Yeah, I'm sure MS has nothing better to do with its billions than to spy on every windows user, personally view and decide what to do with every file ever created and get away with mass theft of intellectual property.

I'm also sure that the government has nothing better to do either.

First, the NSA pays microsoft to do it. It's a business, they comply and get paid.

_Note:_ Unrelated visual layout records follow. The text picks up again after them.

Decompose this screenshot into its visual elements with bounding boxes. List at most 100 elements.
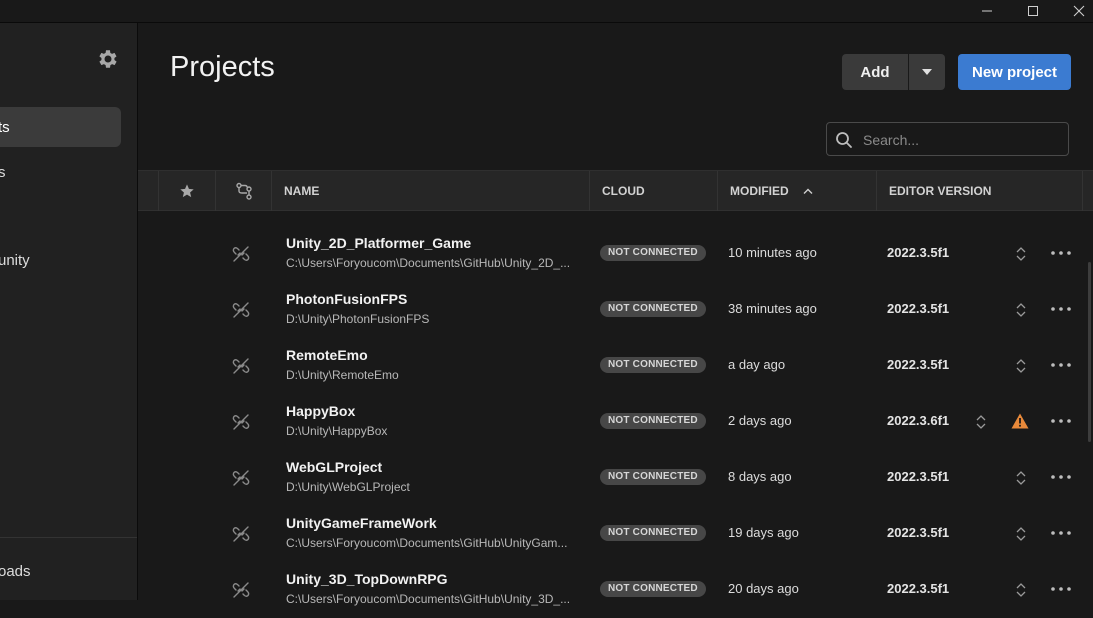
cloud-status-badge: NOT CONNECTED <box>600 525 706 541</box>
more-options-icon[interactable] <box>1050 302 1072 316</box>
cloud-status-badge: NOT CONNECTED <box>600 245 706 261</box>
close-button[interactable] <box>1056 0 1093 22</box>
project-name[interactable]: RemoteEmo <box>286 347 368 363</box>
modified-time: 20 days ago <box>728 581 799 596</box>
broken-link-icon <box>232 246 250 262</box>
project-name[interactable]: Unity_2D_Platformer_Game <box>286 235 471 251</box>
sidebar-item-label: unity <box>0 251 30 269</box>
cloud-status-badge: NOT CONNECTED <box>600 469 706 485</box>
caret-down-icon <box>922 69 932 75</box>
title-bar <box>0 0 1093 23</box>
project-name[interactable]: Unity_3D_TopDownRPG <box>286 571 448 587</box>
sidebar-item-installs[interactable]: s <box>0 152 121 192</box>
modified-time: 10 minutes ago <box>728 245 817 260</box>
project-row[interactable]: UnityGameFrameWork C:\Users\Foryoucom\Do… <box>138 506 1083 562</box>
version-selector-chevron-icon[interactable] <box>1015 581 1027 599</box>
version-control-column-header[interactable] <box>215 171 271 211</box>
sidebar-item-label: oads <box>0 562 31 580</box>
page-title: Projects <box>170 51 275 83</box>
more-options-icon[interactable] <box>1050 358 1072 372</box>
sidebar-item-projects[interactable]: ts <box>0 107 121 147</box>
maximize-button[interactable] <box>1010 0 1056 22</box>
project-name[interactable]: PhotonFusionFPS <box>286 291 407 307</box>
add-dropdown-button[interactable] <box>909 54 945 90</box>
project-row[interactable]: RemoteEmo D:\Unity\RemoteEmo NOT CONNECT… <box>138 338 1083 394</box>
project-path: D:\Unity\PhotonFusionFPS <box>286 312 430 326</box>
editor-version: 2022.3.5f1 <box>887 581 950 596</box>
sidebar-item-community[interactable]: unity <box>0 240 121 280</box>
sidebar-item-label: s <box>0 163 6 181</box>
sort-ascending-icon <box>803 188 813 194</box>
warning-icon[interactable] <box>1011 413 1029 429</box>
project-row[interactable]: WebGLProject D:\Unity\WebGLProject NOT C… <box>138 450 1083 506</box>
version-selector-chevron-icon[interactable] <box>1015 301 1027 319</box>
scrollbar-thumb[interactable] <box>1088 262 1091 442</box>
project-path: C:\Users\Foryoucom\Documents\GitHub\Unit… <box>286 592 571 606</box>
sidebar: ts s unity oads <box>0 23 138 600</box>
cloud-status-badge: NOT CONNECTED <box>600 413 706 429</box>
project-row[interactable]: PhotonFusionFPS D:\Unity\PhotonFusionFPS… <box>138 282 1083 338</box>
project-path: D:\Unity\HappyBox <box>286 424 388 438</box>
version-selector-chevron-icon[interactable] <box>1015 525 1027 543</box>
broken-link-icon <box>232 582 250 598</box>
project-row[interactable]: Unity_3D_TopDownRPG C:\Users\Foryoucom\D… <box>138 562 1083 618</box>
project-name[interactable]: WebGLProject <box>286 459 382 475</box>
editor-version: 2022.3.5f1 <box>887 469 950 484</box>
favorite-column-header[interactable] <box>158 171 215 211</box>
version-selector-chevron-icon[interactable] <box>1015 469 1027 487</box>
add-button[interactable]: Add <box>842 54 908 90</box>
modified-column-header[interactable]: MODIFIED <box>717 171 876 211</box>
broken-link-icon <box>232 414 250 430</box>
sidebar-divider <box>0 537 137 538</box>
table-header: NAME CLOUD MODIFIED EDITOR VERSION <box>138 170 1093 211</box>
branch-icon <box>235 182 252 200</box>
project-row[interactable]: HappyBox D:\Unity\HappyBox NOT CONNECTED… <box>138 394 1083 450</box>
broken-link-icon <box>232 470 250 486</box>
more-options-icon[interactable] <box>1050 414 1072 428</box>
version-selector-chevron-icon[interactable] <box>975 413 987 431</box>
editor-version: 2022.3.5f1 <box>887 525 950 540</box>
search-input[interactable] <box>861 129 1065 151</box>
more-options-icon[interactable] <box>1050 246 1072 260</box>
modified-time: 8 days ago <box>728 469 792 484</box>
settings-button[interactable] <box>96 47 120 71</box>
gear-icon <box>99 50 117 68</box>
version-selector-chevron-icon[interactable] <box>1015 245 1027 263</box>
editor-version: 2022.3.5f1 <box>887 301 950 316</box>
cloud-status-badge: NOT CONNECTED <box>600 581 706 597</box>
project-name[interactable]: UnityGameFrameWork <box>286 515 437 531</box>
search-box <box>826 122 1069 156</box>
modified-time: a day ago <box>728 357 786 372</box>
star-icon <box>180 184 194 198</box>
sidebar-item-label: ts <box>0 118 10 136</box>
close-icon <box>1073 5 1085 17</box>
cloud-column-header[interactable]: CLOUD <box>589 171 717 211</box>
editor-version: 2022.3.5f1 <box>887 245 950 260</box>
more-options-icon[interactable] <box>1050 526 1072 540</box>
editor-version-column-header[interactable]: EDITOR VERSION <box>876 171 1083 211</box>
minimize-icon <box>982 10 992 12</box>
project-path: C:\Users\Foryoucom\Documents\GitHub\Unit… <box>286 536 568 550</box>
version-selector-chevron-icon[interactable] <box>1015 357 1027 375</box>
broken-link-icon <box>232 358 250 374</box>
cloud-status-badge: NOT CONNECTED <box>600 301 706 317</box>
main-panel: Projects Add New project NAME CLOUD <box>138 23 1093 606</box>
search-icon <box>836 132 852 148</box>
project-row[interactable]: Unity_2D_Platformer_Game C:\Users\Foryou… <box>138 226 1083 282</box>
project-path: D:\Unity\WebGLProject <box>286 480 410 494</box>
maximize-icon <box>1028 6 1038 16</box>
project-name[interactable]: HappyBox <box>286 403 355 419</box>
minimize-button[interactable] <box>964 0 1010 22</box>
broken-link-icon <box>232 526 250 542</box>
sidebar-item-downloads[interactable]: oads <box>0 551 121 591</box>
modified-time: 19 days ago <box>728 525 799 540</box>
project-path: C:\Users\Foryoucom\Documents\GitHub\Unit… <box>286 256 571 270</box>
modified-column-label: MODIFIED <box>730 184 789 198</box>
project-path: D:\Unity\RemoteEmo <box>286 368 399 382</box>
name-column-header[interactable]: NAME <box>271 171 589 211</box>
new-project-button[interactable]: New project <box>958 54 1071 90</box>
cloud-status-badge: NOT CONNECTED <box>600 357 706 373</box>
modified-time: 2 days ago <box>728 413 792 428</box>
more-options-icon[interactable] <box>1050 582 1072 596</box>
more-options-icon[interactable] <box>1050 470 1072 484</box>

The government really doesn't have anything better to do. Look at the NSA and it's massive data centers.


WiredCat, on 08 Nov 2015 - 12:52 PM, said:

potentially they can even steal you bank account
Why would they? What would a multi-billion dollar multinational corporation care about the small amount of money in your personal bank account?

Because Chinese hackers have been trying to bruteforce my paypal for around 5 years now, and you can be 100% sure they'll try to crack into microsoft as well. If they manage to crack it, Microsoft assumes no liability.


Well, right. But that's exactly what the NSA has been doing for the better part of a decade. To emails as well as phone calls.

I'm voting for Rand Paul, what else can I do?


It's precisely because Microsoft are a private, for-profit company that primarily relies on revenue from software licensing to exist, and is beholden to it's shareholders, that I tend to trust them considerably more than certain other companies.

http://gizmodo.com/confirmed-nsa-paid-google-microsoft-others-millions-1188615332?trending_test_b&utm_expid=66866090-62.H_y_0o51QhmMY_tue7bevQ.2&utm_referrer=https%3A%2F%2Fwww.google.com%2F

Insurance Company: "Hey Microsoft, here's some money, think you can give us the searches/files this guy's searched recently? We think he talked with a doctor about a potential cancer"

Microsoft: "Well sure, buddy, after all, we are a for-profit company that is aiming to rely on marketing data collection for our revenue!"